Sementara itu, Presiden Direktur PT Summarecon Agung Tbk Adrianto Pitojo Adhi mengatakan pembangunan Stasiun Bekasi Ekstensi menjadi tahap awal pengembangan kawasan TOD Summarecon Bekasi yang akan terhubung dengan berbagai moda transportasi massal di wilayah tersebut.
“Pembangunan Stasiun Bekasi Ekstensi merupakan awal dari pengembangan TOD, di mana nanti pada saatnya kami akan melanjutkan dengan pengembangan jalur transportasi massal yang menghubungkan Bekasi Utara melalui TOD ini hingga bertemu dengan Stasiun LRT. Dengan demikian masyarakat Bekasi akan mendapatkan kemudahan memilih moda transportasinya,” ujar Adrianto.
Menutup sambutannya, Menko AHY mengajak seluruh pemangku kepentingan untuk terus memperkuat kolaborasi dalam mewujudkan pembangunan kawasan yang terintegrasi dan berkelanjutan.
“Mari kita sama-sama dukung. Selamat dan sukses sekali lagi untuk semua yang terkait. Bersama kita wujudkan kawasan TOD Bekasi yang produktif, inklusif, dan berkelanjutan untuk masa depan kita, untuk anak-anak kita,” pungkas Menko AHY.

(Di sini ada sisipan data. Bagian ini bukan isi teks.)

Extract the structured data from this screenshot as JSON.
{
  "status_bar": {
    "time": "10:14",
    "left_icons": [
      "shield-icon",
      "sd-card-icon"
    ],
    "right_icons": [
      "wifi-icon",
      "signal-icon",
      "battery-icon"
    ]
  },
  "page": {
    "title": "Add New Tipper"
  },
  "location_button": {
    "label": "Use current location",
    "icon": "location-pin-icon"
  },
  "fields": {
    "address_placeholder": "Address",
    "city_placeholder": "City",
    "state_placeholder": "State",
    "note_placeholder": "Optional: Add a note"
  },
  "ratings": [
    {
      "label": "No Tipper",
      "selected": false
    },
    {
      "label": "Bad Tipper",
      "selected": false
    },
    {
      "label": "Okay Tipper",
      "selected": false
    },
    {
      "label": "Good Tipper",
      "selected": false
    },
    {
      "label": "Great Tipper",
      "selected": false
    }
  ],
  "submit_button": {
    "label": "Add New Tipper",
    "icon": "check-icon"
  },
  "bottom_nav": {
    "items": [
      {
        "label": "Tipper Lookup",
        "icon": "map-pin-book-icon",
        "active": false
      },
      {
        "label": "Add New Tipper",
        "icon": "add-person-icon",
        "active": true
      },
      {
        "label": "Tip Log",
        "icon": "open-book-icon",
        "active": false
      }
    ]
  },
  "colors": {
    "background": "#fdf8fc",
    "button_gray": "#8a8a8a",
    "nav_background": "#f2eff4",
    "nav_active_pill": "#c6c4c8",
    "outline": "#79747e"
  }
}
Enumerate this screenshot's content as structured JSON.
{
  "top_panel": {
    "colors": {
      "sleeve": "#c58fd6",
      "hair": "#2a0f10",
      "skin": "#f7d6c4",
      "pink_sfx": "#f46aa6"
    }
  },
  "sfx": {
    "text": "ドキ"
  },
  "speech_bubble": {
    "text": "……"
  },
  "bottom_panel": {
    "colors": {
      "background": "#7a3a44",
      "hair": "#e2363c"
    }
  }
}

Acara groundbreaking Stasiun Bekasi Ekstensi turut dihadiri Direktur Jenderal Perkeretaapian Kementerian Perhubungan Allan Tandiono, Wakil Wali Kota Bekasi Abdul Harris Bobihoe, Direktur Operasi, Prasarana, dan Keselamatan Wilayah I PT KAI Awan Hermawan Purwadinata, serta jajaran PT Summarecon Agung Tbk. Menko AHY juga didampingi Deputi Bidang Koordinasi Konektivitas Odo R.M. Manuhutu, Deputi Bidang Koordinasi Pemerataan Pembangunan Wilayah, Agraria, dan Tata Ruang Ronny Hutahayan, serta Staf Khusus Menko Jovan Latuconsina, Sigit Raditya, dan Herzaky Mahendra Putra.